During qualifying DRS may be used for 59% of the lap – one of the highest values on the trail – but the circuit offers a host of overtaking possibilities, the most popular being under braking for the hairpin (Turn 6) after drifting the car ahead along the 1000m arc section. At the time of writing the FIA had yet to publish the DRS zone but it is fair to assume activation will be ahead of Turn 2, encouraging overtaking all the way to T6.

Straights make up 60% of the circuit, with full throttle used for 65% of each lap. Gears are changed relatively seldom –49 times a lap – with brake and tyre wear classed as “moderate”. However, braking for T6 is extremely vicious, with cars shedding 260km/h (from 325 to 60km/h) in only 2.5 seconds, all while turning sharp right.


However, Hockenheim’s surface is smooth, enabling Pirelli to specify its Medium (white sidewalls) and Soft (yellow) compounds, the most popular combination of 2012 and used in Australia, China, Bahrain and Valencia – each of which delivered a thrilling finish as degradation bit.

The choice was made on the basis that Germany can be scorching in July but this weekend is likely to be an exception, with cloudy 20-22°C skies on all three days; similar, in fact, to race day weather over Silverstone, won by Mark Webber from Alonso, a fortnight ago.

That said, rain had been forecast for Hockenheim, so it could still change. Weather aside, the circuit is not known for delivering incident-packed races, with a pace car deployed only twice in seven races over the past 10 years.

Although the 2012 season has feted seven winners to date – Alonso (Ferrari), Webber and Sebastian Vettel (Red Bull Racing), McLaren’s British twins Lewis Hamilton and Jenson Button, Nico Rosberg at Mercedes and Pastor Maldonado in the resurgent Williams - only the two first-named managed the feat twice.

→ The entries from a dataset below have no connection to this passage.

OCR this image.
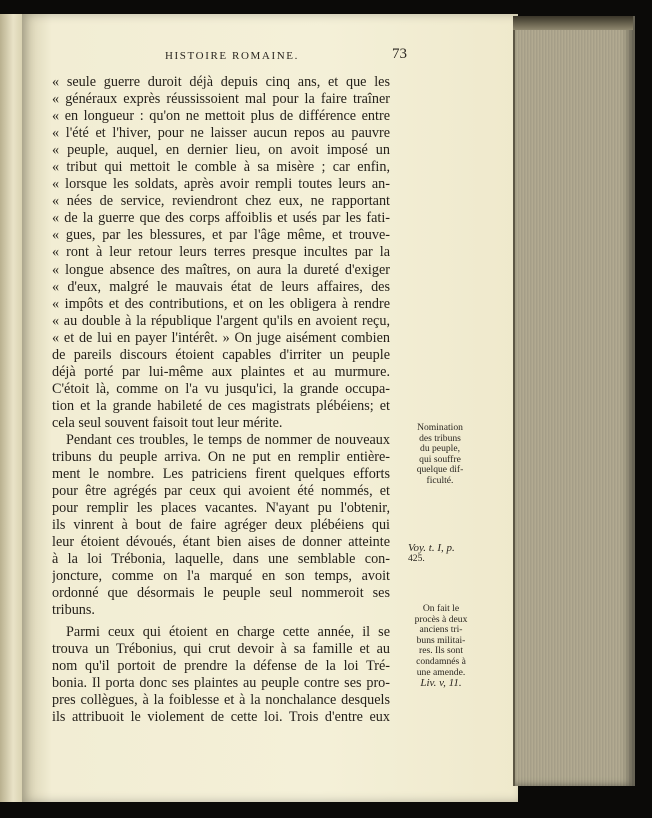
HISTOIRE ROMAINE.	73
« seule guerre duroit déjà depuis cinq ans, et que les
« généraux exprès réussissoient mal pour la faire traîner
« en longueur : qu'on ne mettoit plus de différence entre
« l'été et l'hiver, pour ne laisser aucun repos au pauvre
« peuple, auquel, en dernier lieu, on avoit imposé un
« tribut qui mettoit le comble à sa misère ; car enfin,
« lorsque les soldats, après avoir rempli toutes leurs an-
« nées de service, reviendront chez eux, ne rapportant
« de la guerre que des corps affoiblis et usés par les fati-
« gues, par les blessures, et par l'âge même, et trouve-
« ront à leur retour leurs terres presque incultes par la
« longue absence des maîtres, on aura la dureté d'exiger
« d'eux, malgré le mauvais état de leurs affaires, des
« impôts et des contributions, et on les obligera à rendre
« au double à la république l'argent qu'ils en avoient reçu,
« et de lui en payer l'intérêt. » On juge aisément combien
de pareils discours étoient capables d'irriter un peuple
déjà porté par lui-même aux plaintes et au murmure.
C'étoit là, comme on l'a vu jusqu'ici, la grande occupa-
tion et la grande habileté de ces magistrats plébéiens; et
cela seul souvent faisoit tout leur mérite.
Pendant ces troubles, le temps de nommer de nouveaux
tribuns du peuple arriva. On ne put en remplir entière-
ment le nombre. Les patriciens firent quelques efforts
pour être agrégés par ceux qui avoient été nommés, et
pour remplir les places vacantes. N'ayant pu l'obtenir,
ils vinrent à bout de faire agréger deux plébéiens qui
leur étoient dévoués, étant bien aises de donner atteinte
à la loi Trébonia, laquelle, dans une semblable con-
joncture, comme on l'a marqué en son temps, avoit
ordonné que désormais le peuple seul nommeroit ses
tribuns.
Parmi ceux qui étoient en charge cette année, il se
trouva un Trébonius, qui crut devoir à sa famille et au
nom qu'il portoit de prendre la défense de la loi Tré-
bonia. Il porta donc ses plaintes au peuple contre ses pro-
pres collègues, à la foiblesse et à la nonchalance desquels
ils attribuoit le violement de cette loi. Trois d'entre eux
Nomination
des tribuns
du peuple,
qui souffre
quelque dif-
ficulté.
Voy. t. I, p.
425.
On fait le
procès à deux
anciens tri-
buns militai-
res. Ils sont
condamnés à
une amende.
Liv. v, 11.
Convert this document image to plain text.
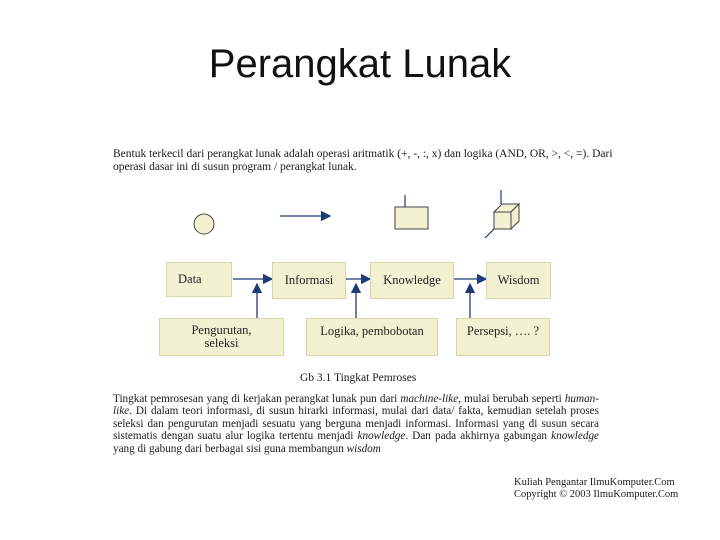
Perangkat Lunak
Bentuk terkecil dari perangkat lunak adalah operasi aritmatik (+, -, :, x) dan logika (AND, OR, >, <, =). Dari operasi dasar ini di susun program / perangkat lunak.
Data	Informasi	Knowledge	Wisdom
Pengurutan, seleksi
Logika, pembobotan	Persepsi, …. ?
Gb 3.1 Tingkat Pemroses
Tingkat pemrosesan yang di kerjakan perangkat lunak pun dari machine-like, mulai berubah seperti human-like. Di dalam teori informasi, di susun hirarki informasi, mulai dari data/ fakta, kemudian setelah proses seleksi dan pengurutan menjadi sesuatu yang berguna menjadi informasi. Informasi yang di susun secara sistematis dengan suatu alur logika tertentu menjadi knowledge. Dan pada akhirnya gabungan knowledge yang di gabung dari berbagai sisi guna membangun wisdom
Kuliah Pengantar IlmuKomputer.Com
Copyright © 2003 IlmuKomputer.Com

So, there is plenty of motivation for the rest; Lotus drivers Kimi Raikkonen (he holds the lap record here set in 2004 at 223km/h average) and Romain Grosjean have been knocking rather hard on victory’s door of late, so either could make it eight winners in 10 races.


So could local hero Michael Schumacher, for whom the race could be his last at Hockenheim, as the seven-times champion is likely to retire (again) before F1 returns here in 2014. However, ahead of the weekend, he has stayed silent on his plans, smiling enigmatically when asked on Wednesday evening at a fan forum in Stuttgart which I attended.

After nine rounds (of a record 20) Spaniard Alonso leads the Drivers’ championship by 129 points to the 116 of Webber, with reigning double champion Vettel, surely out to fill that glaring gap on his c.v., third on 100. Hamilton (92) is fourth, followed by Raikkonen on 83.
On the Constructors’ board, Red Bull Racing has so far walked the title chase, having 216 points to the 152 of Ferrari, with Lotus third on 144 and McLaren fourth, a further two points behind.
Sunday’s 67-lap race will start at 2pm SA time. Qualifying will start at 2pm on Saturday.